Das Dilemma der Sozialgerichte geht auf einen klassischen Rohrkrepierer der Bundespolitik zurück. Die hatte eigentlich die Sozialgerichte in den Bundesländern entlasten wollen. Deshalb hat sie die Verjährungsfristen für Ansprüche gegen die Kliniken nicht nur halbieren wollen, sondern die Übergangregelung dafür so terminiert, dass sie 1. ganz kurzfristig ins Gesetz aufgenommen wurde und 2. mit Inkrafttreten des Gesetzes am 1. Januar 2019 bereits abgelaufen sein wird.
Die Kassen ließen sich nicht austricksen
Bei der dritten und letzten Lesung des Gesetzes am 9. November im Bundestag wurde der 9. November als Stichtag ins Gesetz aufgenommen, Lesung und Ablaufdatum der Frist fielen zusammen. Doch die Vertreter der Krankenkassen haben im Vorfeld der ominösen Lesung den Braten gerochen und rechtzeitig auch das Kleingedruckte mitgelesen. Deshalb haben sie in einer Art konzertierten Aktion und mit einer großen Kraftanstrengung in vielen Überstunden ihre Ansprüche gewahrt, indem sie sozusagen vorbeugend Klage erhoben haben.
Sie reichten die Unterlagen teils durchaus unvollständig bis zum 9. November bei Gericht ein und kündigten an, fehlende Dokumente einfach nachzuliefern. Damit haben sie die Frist gewahrt und ihre Chancen erhalten, auch für strittige Fälle von 2016 und früher noch Erstattungen von den Kliniken zu erstreiten.

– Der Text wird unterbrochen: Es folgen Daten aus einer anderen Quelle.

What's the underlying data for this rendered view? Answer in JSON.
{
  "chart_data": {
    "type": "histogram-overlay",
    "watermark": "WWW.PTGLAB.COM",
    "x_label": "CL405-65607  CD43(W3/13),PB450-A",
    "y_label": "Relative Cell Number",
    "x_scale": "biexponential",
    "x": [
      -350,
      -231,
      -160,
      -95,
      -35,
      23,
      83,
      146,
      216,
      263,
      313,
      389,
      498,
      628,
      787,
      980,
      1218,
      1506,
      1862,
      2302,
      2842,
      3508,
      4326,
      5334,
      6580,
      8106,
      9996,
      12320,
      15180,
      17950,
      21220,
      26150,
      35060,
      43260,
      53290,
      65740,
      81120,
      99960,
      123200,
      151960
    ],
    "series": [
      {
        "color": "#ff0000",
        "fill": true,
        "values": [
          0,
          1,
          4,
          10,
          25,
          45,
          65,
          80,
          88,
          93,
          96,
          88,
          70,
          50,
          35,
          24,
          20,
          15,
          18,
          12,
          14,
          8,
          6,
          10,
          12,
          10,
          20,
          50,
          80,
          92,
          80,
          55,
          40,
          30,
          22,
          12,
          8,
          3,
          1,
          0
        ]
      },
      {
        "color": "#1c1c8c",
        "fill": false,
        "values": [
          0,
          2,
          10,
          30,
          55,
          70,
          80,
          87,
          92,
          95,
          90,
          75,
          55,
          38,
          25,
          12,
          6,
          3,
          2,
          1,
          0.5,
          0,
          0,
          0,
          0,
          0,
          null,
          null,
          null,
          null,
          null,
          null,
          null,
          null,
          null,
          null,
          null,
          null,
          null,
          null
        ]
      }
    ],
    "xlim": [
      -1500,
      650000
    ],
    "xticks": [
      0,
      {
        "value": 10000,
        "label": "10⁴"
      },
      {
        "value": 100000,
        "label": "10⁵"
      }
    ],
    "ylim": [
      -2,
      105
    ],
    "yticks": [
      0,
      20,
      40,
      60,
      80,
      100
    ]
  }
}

Gerichte baden aus, was die Politik nicht löst
Wittenberg sprach davon, dass die Gerichte jetzt ausbaden müssten, was im Gesundheitswesen schief laufe. Es fehle ein institutionalisierter Schlichtungsmechanismus, der Streitigkeiten zwischen Kassen und Kliniken außergerichtlich beizulegen suche. „Es gibt zuwenig Konfliktlösungsmechanismen.“
Nötig wäre es jetzt, die beiden Parteien bundesweit an einen Tisch zu bringen und zu klären, wie mit den in die Verjährung laufenden Fällen von 2016 und früher umgegangen werden solle. Doch selbst wenn das geschehen sollte, bliebe erhebliche Mehrarbeit an den Gerichten hängen. „Die Klagen sind in der Welt, sie können nicht einfach zurückgenommen werden“, sagte Wittenberg. „Sie müssen erfasst und gegebenenfalls ruhend gestellt werden, bis es außergerichtliche Klärungen gibt.“ Und jeder einzelne Schritt belastet jetzt die Justiz.